Intel (INTC) was initiated at OutPerform at BNP Paribas.
Noble (NE) was downgraded to Equal Weight at Capital One Financial.
Norfolk Southern (NSC) was initiated at UnderWeight at JP Morgan.
Transocean (RIG) was downgraded to Negative at Susquehanna.
Raytheon (RTN) was upgraded to Buy at Buckingham Research.
Chevron (CVX) was downgraded from OutPerform to Perform at Oppenheimer.
Transocean Partners LP (RIGP) was downgraded from EqualWeight to UnderWeight at Barclays.
Kayne Anderson Energy Development (KED) was downgraded from Buy to Hold at Stifel Nicolaus.
ONEOK was downgraded to UnderWeight at JP Morgan.
Crestwood Midstream Partners LP (CMLP) was downgraded from Buy to Hold at Stifel Nicolaus.
Health Care REIT (HCN) was downgraded to Equal Weight at Morgan Stanley.
HCP Inc (HCP) was downgraded to Equal Weight at Morgan Stanley.
ONEOK (OKE) was downgraded to Neutral at Goldman Sachs, and to Hold at Evercore Partners.
ONEOK Partners LP (OKS) was downgraded from OutPerform to Neutral at Credit Suisse.
Memorial Production Partners LP (MEMP) was downgraded from Perform to UnderPerform at Oppenheimer.
Transocean (RIG) was downgraded to Sector Perform at Iberia Capital.

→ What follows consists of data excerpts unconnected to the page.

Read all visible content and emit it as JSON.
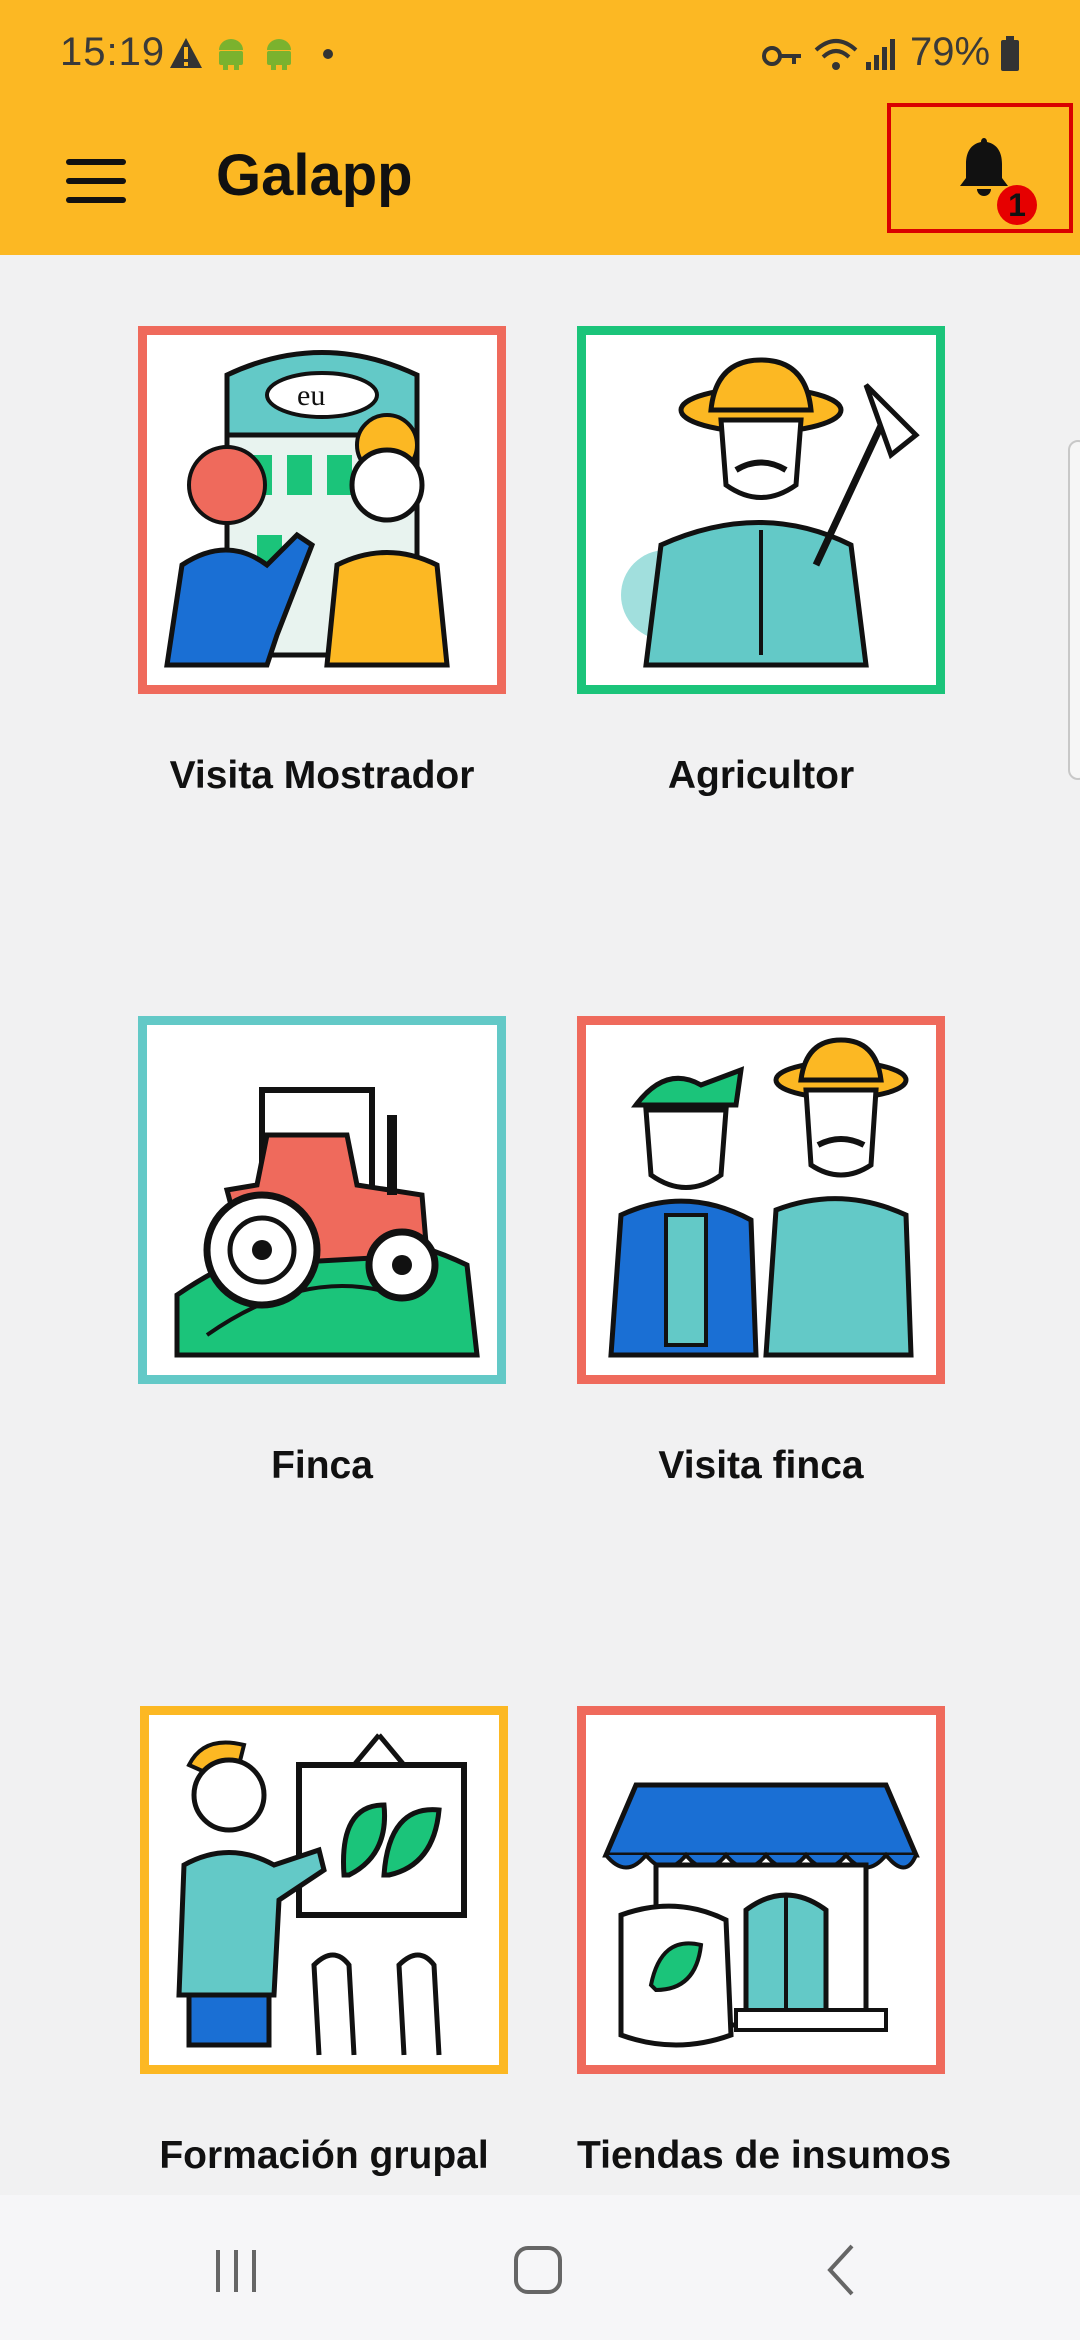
{
  "status_bar": {
    "time": "15:19",
    "battery": "79%",
    "icons": [
      "warning-icon",
      "android-icon",
      "android-icon",
      "dot-icon",
      "key-icon",
      "wifi-icon",
      "signal-icon",
      "battery-icon"
    ]
  },
  "app_bar": {
    "title": "Galapp",
    "menu_icon": "hamburger-menu-icon",
    "notification_icon": "bell-icon",
    "notification_count": "1"
  },
  "tiles": [
    {
      "label": "Visita Mostrador",
      "icon": "counter-visit-illustration",
      "border_color": "#ef6a5c"
    },
    {
      "label": "Agricultor",
      "icon": "farmer-illustration",
      "border_color": "#1bc47a"
    },
    {
      "label": "Finca",
      "icon": "tractor-illustration",
      "border_color": "#63c9c7"
    },
    {
      "label": "Visita finca",
      "icon": "farm-visit-illustration",
      "border_color": "#ef6a5c"
    },
    {
      "label": "Formación grupal",
      "icon": "group-training-illustration",
      "border_color": "#fcb823"
    },
    {
      "label": "Tiendas de insumos",
      "icon": "supply-store-illustration",
      "border_color": "#ef6a5c"
    }
  ],
  "nav_bar": {
    "recent_icon": "recent-apps-icon",
    "home_icon": "home-icon",
    "back_icon": "back-icon"
  }
}
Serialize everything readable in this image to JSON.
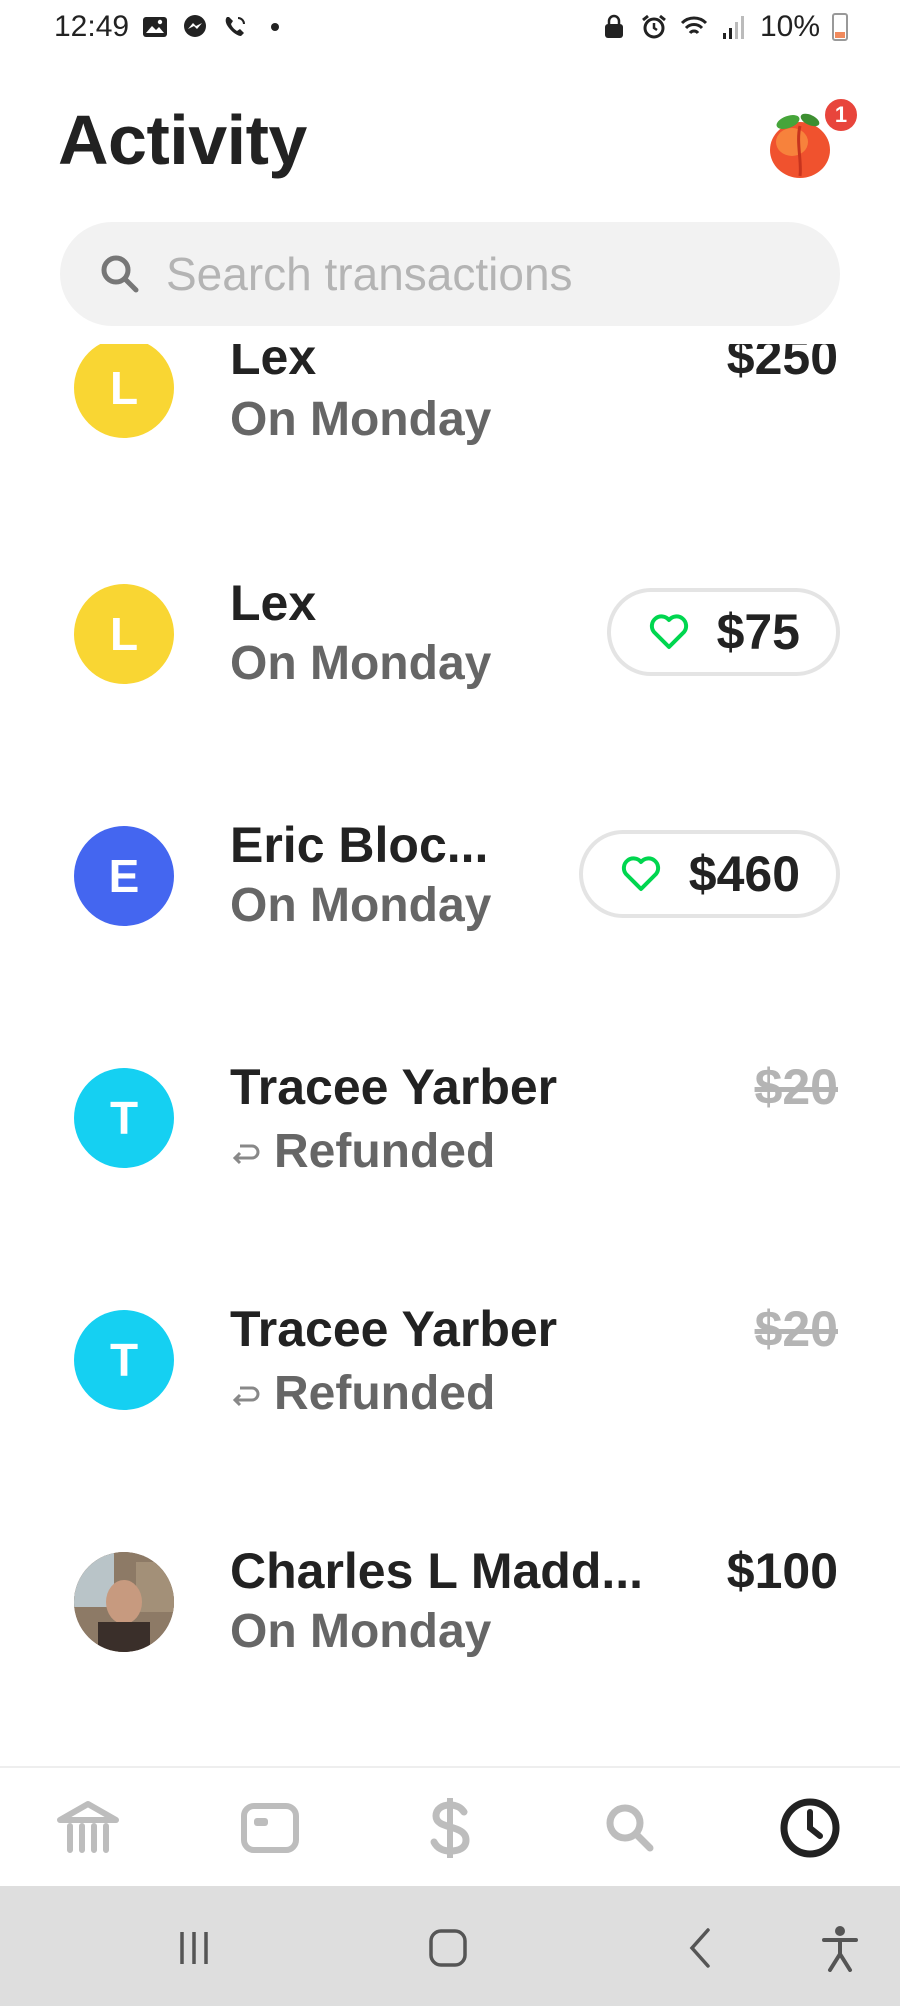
{
  "status_bar": {
    "time": "12:49",
    "battery": "10%"
  },
  "header": {
    "title": "Activity",
    "notification_count": "1"
  },
  "search": {
    "placeholder": "Search transactions"
  },
  "transactions": [
    {
      "avatar_letter": "L",
      "avatar_color": "#f9d633",
      "name": "Lex",
      "sub": "On Monday",
      "amount": "$250",
      "style": "plain"
    },
    {
      "avatar_letter": "L",
      "avatar_color": "#f9d633",
      "name": "Lex",
      "sub": "On Monday",
      "amount": "$75",
      "style": "pill"
    },
    {
      "avatar_letter": "E",
      "avatar_color": "#4466f0",
      "name": "Eric Bloc...",
      "sub": "On Monday",
      "amount": "$460",
      "style": "pill"
    },
    {
      "avatar_letter": "T",
      "avatar_color": "#15d0f2",
      "name": "Tracee Yarber",
      "sub": "Refunded",
      "amount": "$20",
      "style": "struck"
    },
    {
      "avatar_letter": "T",
      "avatar_color": "#15d0f2",
      "name": "Tracee Yarber",
      "sub": "Refunded",
      "amount": "$20",
      "style": "struck"
    },
    {
      "avatar_letter": "",
      "avatar_color": "#7a5a48",
      "name": "Charles L Madd...",
      "sub": "On Monday",
      "amount": "$100",
      "style": "plain"
    }
  ],
  "bottom_nav": [
    {
      "icon": "bank-icon",
      "active": false
    },
    {
      "icon": "card-icon",
      "active": false
    },
    {
      "icon": "dollar-icon",
      "active": false
    },
    {
      "icon": "search-icon",
      "active": false
    },
    {
      "icon": "clock-icon",
      "active": true
    }
  ],
  "colors": {
    "accent_green": "#00d64f",
    "text_primary": "#222222",
    "text_secondary": "#666666",
    "nav_inactive": "#bdbdbd"
  }
}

Geopolitical news is likely to dominate the news this week, with the controversial address to Congress from Prime Minister Netanyahu in the headlines. The monthly Jobs Report, due out Friday, always has the potential to be a market-mover, although the headline “unemployment rate” is somewhat discredited these days, as the reality of how it is derived has become more widely known. Much of the nation is just weary of winter, and ready for some sunshine. I don’t plan to do much, but if an opportunity arises, I’ll be ready.